The most popular stories on BetaNews this past week: March 30 -- April 5

It's difficult to deny Microsoft at least some of the limelight this week as the Build developer conference generated some interesting news. Bringing Windows version numbers in line with each other, Windows Phone 8.1 was finally revealed, complete with a notification center and Siri-like Cortana. The highly anticipated Windows 8.1 Update (which you may have heard something about) was official unveiled and given a launch date of April 8. Wayne, for one, liked what he saw.

Microsoft came over all open source, making the Roslyn compiler as well as WinJS freely available. Brian was pleased with the tech giant's latest moves, proclaiming Microsoft is now back. Build also gave us a sneaky glimpse of an upcoming, but as yet unnamed, version of Windows that features the return of the Start menu -- all of this chopping and changing is getting confusing. Maybe next on the list of things to do with Windows will be getting rid of those apps and features that should have been killed some time ago.

While Build may have been the big event of the week, it was also the exciting named World Backup Day which has the aim of encouraging computer users to safeguard their files. If you have considered using Dropbox as an online backup medium, you may have been concerned to learn that the company was issuing DMCA notices to users about files they had stored privately. But Dropbox was quick to respond, explaining that an automated system tracked down duplicate files on the network, and assuring users that their documents were not being looked at.

Another big date this week was April Fools' day. Traditionally the day on which all sorts of practical jokes are played, Brian was far from impressed by one of Google's offerings -- and then a couple of days later, much the same feature was unveiled as being genuine.
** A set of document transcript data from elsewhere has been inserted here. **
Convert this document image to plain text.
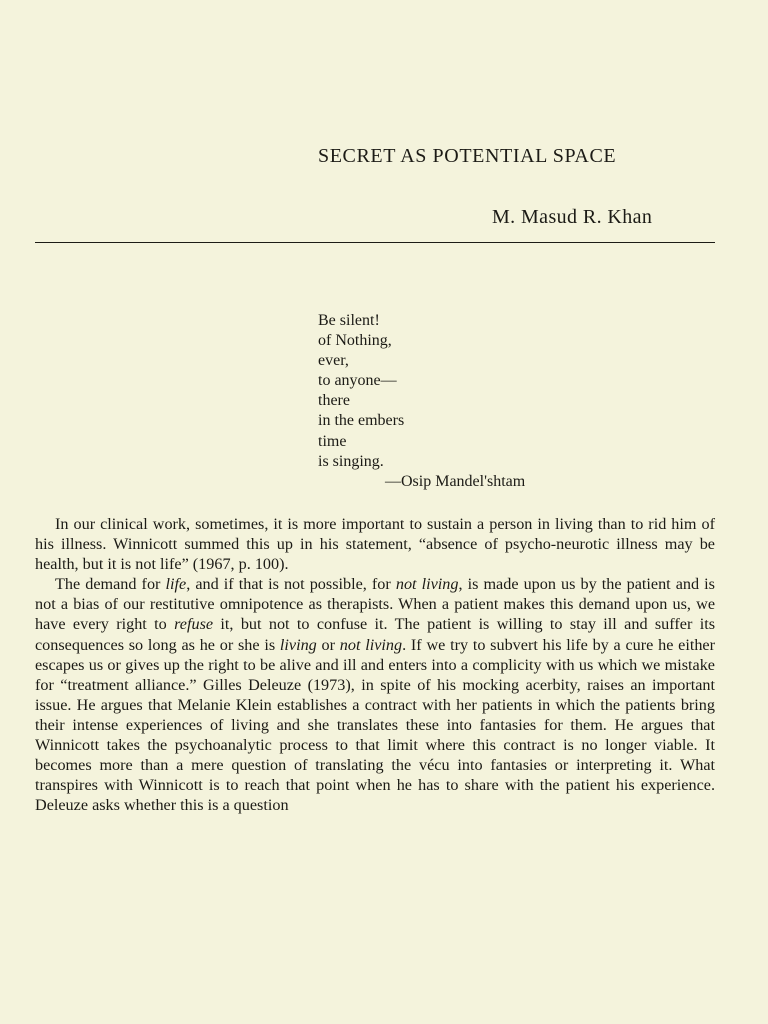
SECRET AS POTENTIAL SPACE
M. Masud R. Khan
Be silent!
of Nothing,
ever,
to anyone—
there
in the embers
time
is singing.
—Osip Mandel'shtam

In our clinical work, sometimes, it is more important to sustain a person in living than to rid him of his illness. Winnicott summed this up in his statement, “absence of psycho-neurotic illness may be health, but it is not life” (1967, p. 100).

The demand for life, and if that is not possible, for not living, is made upon us by the patient and is not a bias of our restitutive omnipotence as therapists. When a patient makes this demand upon us, we have every right to refuse it, but not to confuse it. The patient is willing to stay ill and suffer its consequences so long as he or she is living or not living. If we try to subvert his life by a cure he either escapes us or gives up the right to be alive and ill and enters into a complicity with us which we mistake for “treatment alliance.” Gilles Deleuze (1973), in spite of his mocking acerbity, raises an important issue. He argues that Melanie Klein establishes a contract with her patients in which the patients bring their intense experiences of living and she translates these into fantasies for them. He argues that Winnicott takes the psychoanalytic process to that limit where this contract is no longer viable. It becomes more than a mere question of translating the vécu into fantasies or interpreting it. What transpires with Winnicott is to reach that point when he has to share with the patient his experience. Deleuze asks whether this is a question
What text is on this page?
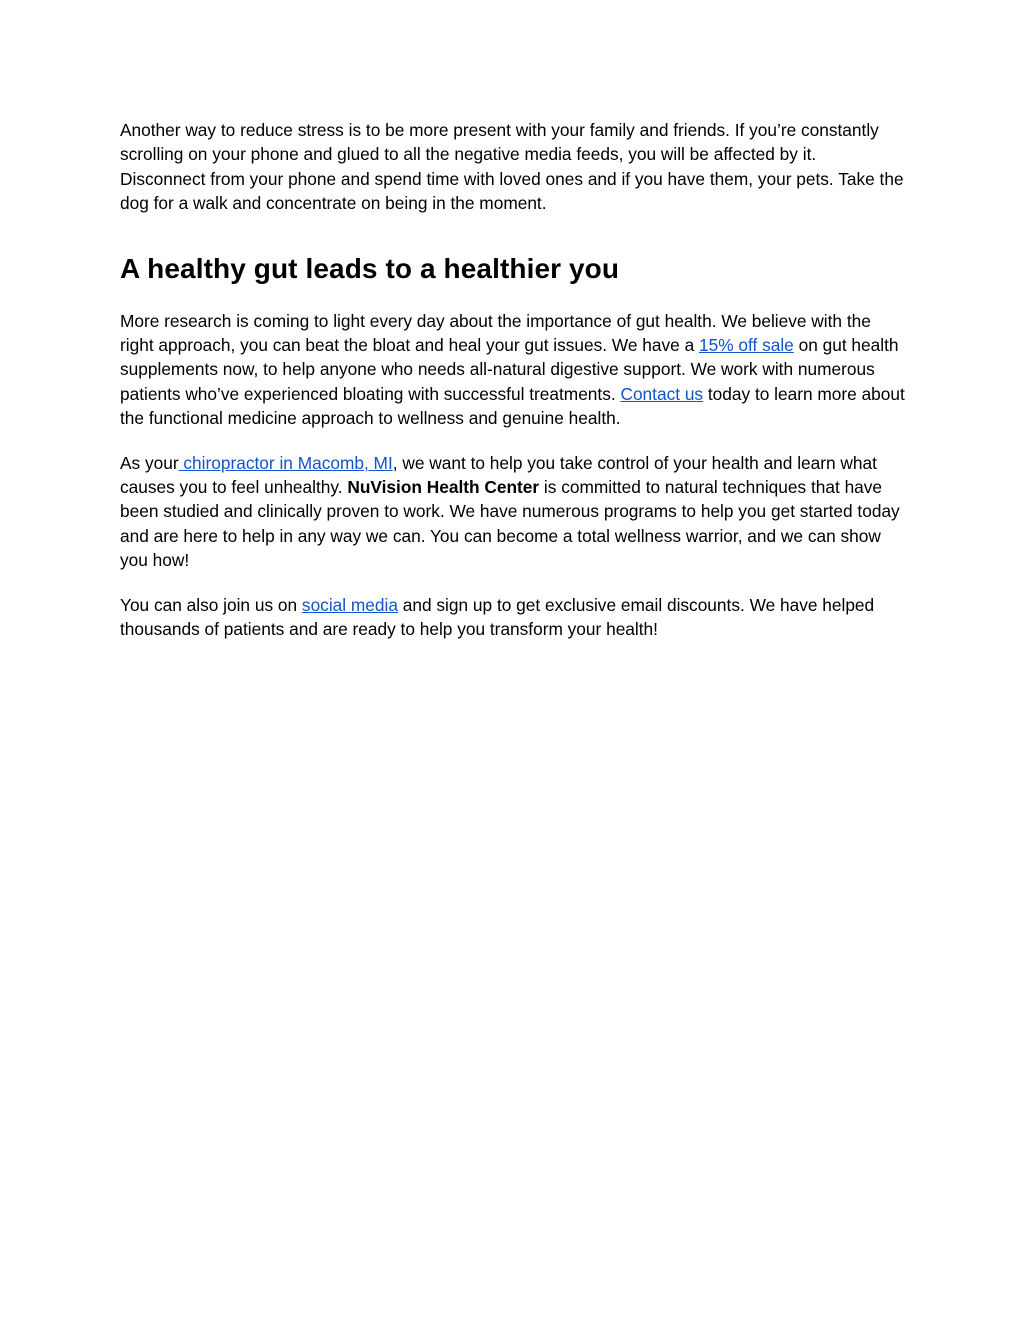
Another way to reduce stress is to be more present with your family and friends. If you’re constantly scrolling on your phone and glued to all the negative media feeds, you will be affected by it. Disconnect from your phone and spend time with loved ones and if you have them, your pets. Take the dog for a walk and concentrate on being in the moment.

A healthy gut leads to a healthier you

More research is coming to light every day about the importance of gut health. We believe with the right approach, you can beat the bloat and heal your gut issues. We have a 15% off sale on gut health supplements now, to help anyone who needs all-natural digestive support. We work with numerous patients who’ve experienced bloating with successful treatments. Contact us today to learn more about the functional medicine approach to wellness and genuine health.

As your chiropractor in Macomb, MI, we want to help you take control of your health and learn what causes you to feel unhealthy. NuVision Health Center is committed to natural techniques that have been studied and clinically proven to work. We have numerous programs to help you get started today and are here to help in any way we can. You can become a total wellness warrior, and we can show you how!

You can also join us on social media and sign up to get exclusive email discounts. We have helped thousands of patients and are ready to help you transform your health!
Suggestions that the US government could save a fortune by changing the font used on printouts were not a joke, but some people did question the amount of money that could saved.

If a recent report is correct, more than half of people surveyed said they felt that the web was an unsafe place to voice opinions -- I'd better watch out, in that case! The deadline approacheth for the end of support for XP, and while many people are resolving to stick with their preferred operating system, it seems that those who are moving away from the aging software are migrating to Windows 7 rather than Windows 8. Little wonder, then, that Windows 8.x is faring so badly.
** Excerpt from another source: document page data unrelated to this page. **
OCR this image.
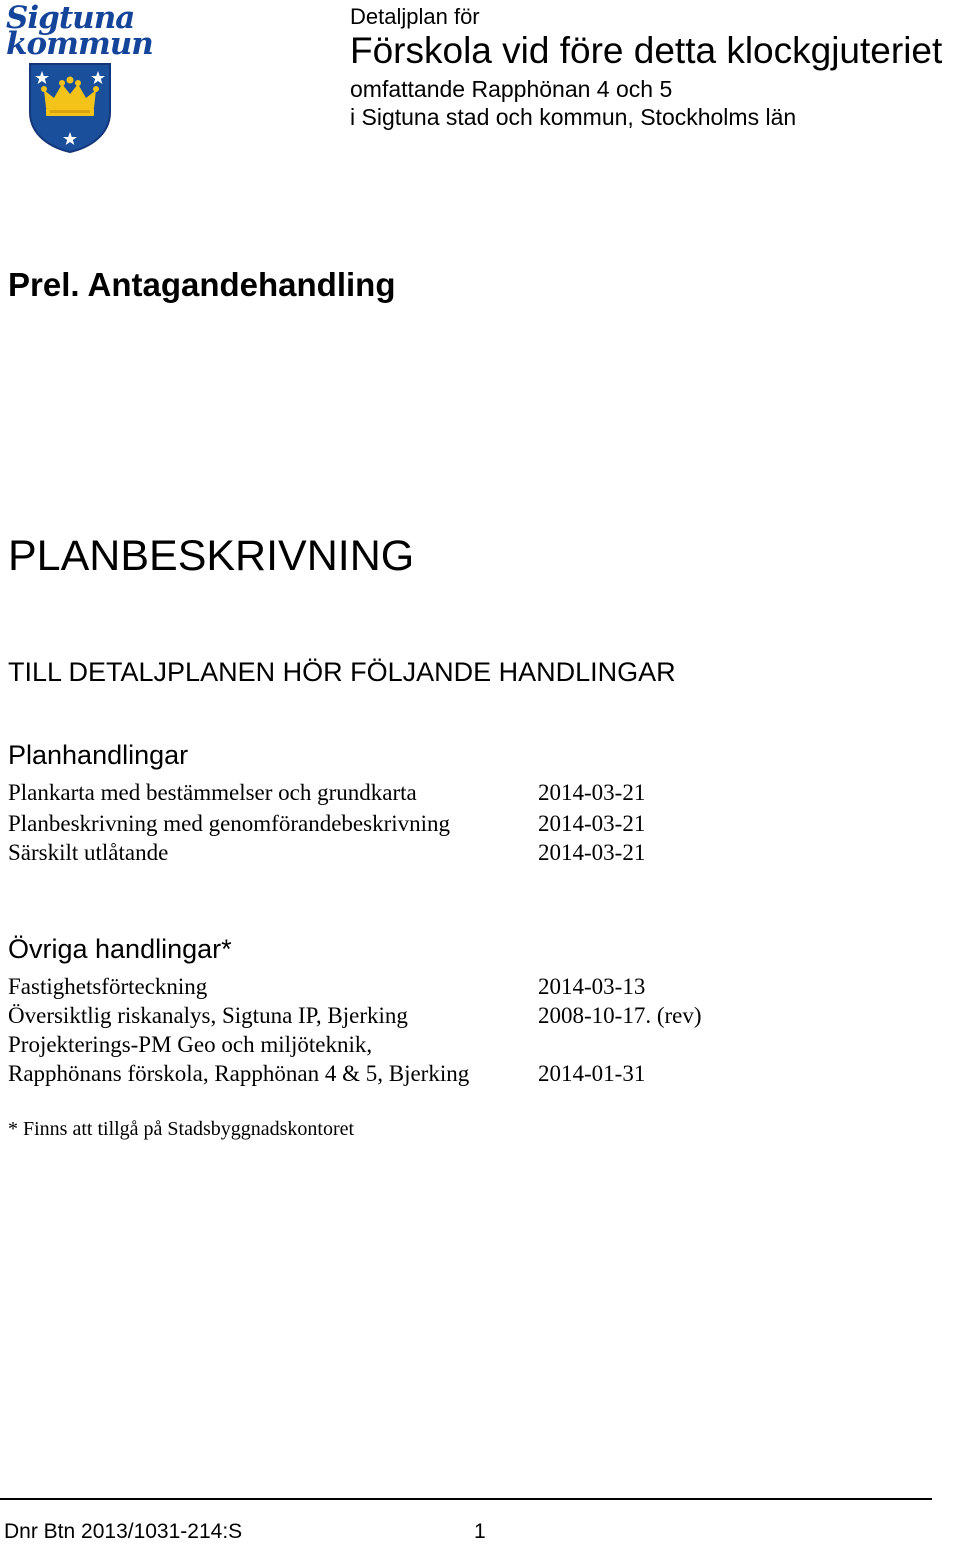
Sigtuna
kommun
Detaljplan för
Förskola vid före detta klockgjuteriet
omfattande Rapphönan 4 och 5
i Sigtuna stad och kommun, Stockholms län
Prel. Antagandehandling
PLANBESKRIVNING
TILL DETALJPLANEN HÖR FÖLJANDE HANDLINGAR
Planhandlingar
Plankarta med bestämmelser och grundkarta	2014-03-21
Planbeskrivning med genomförandebeskrivning	2014-03-21
Särskilt utlåtande	2014-03-21
Övriga handlingar*
Fastighetsförteckning	2014-03-13
Översiktlig riskanalys, Sigtuna IP, Bjerking	2008-10-17. (rev)
Projekterings-PM Geo och miljöteknik,
Rapphönans förskola, Rapphönan 4 & 5, Bjerking	2014-01-31
* Finns att tillgå på Stadsbyggnadskontoret
Dnr Btn 2013/1031-214:S	1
In security news, Internet Explorer was found to be the web browser that offers the best protection against social engineering attacks, but this will be of little consolation to victims of ransomware which is becoming increasingly common. Neither is it much help for owners of routers that are vulnerable to attack.

The mobile market is one that is dominated by a handful of names, but in Europe it is Motorola that is starting to gain ground. In an interesting twist, BlackBerry announced that it was no longer in love with T-Mobile and that its handset would no longer be available through the mobile operator. Turkey continued its attack on freedom of access to the internet by intercepting Google's Public DNS. Whether it was a matter of freedom of speed, gay rights, the vocal majority winning, or someone just looking to save face, after the furore surrounding Brendan Eich, the CEO of Mozilla, stepped down from his position at the top.

There were also a couple of birthdays this week. Microsoft was founded an astonishing 39 years ago, and Google celebrated the tenth anniversary of Gmail... and... that's your lot! Time to relax with a nice glass of something strong.

Oh... one last thing. If you have a Nest Protect smoke alarm, you might want to invest in an alternative. Safety concerns have led to the device being taken off sale and a key feature has been remotely disabled. Maybe a double is in order...

Join us for more of the same over the next seven days.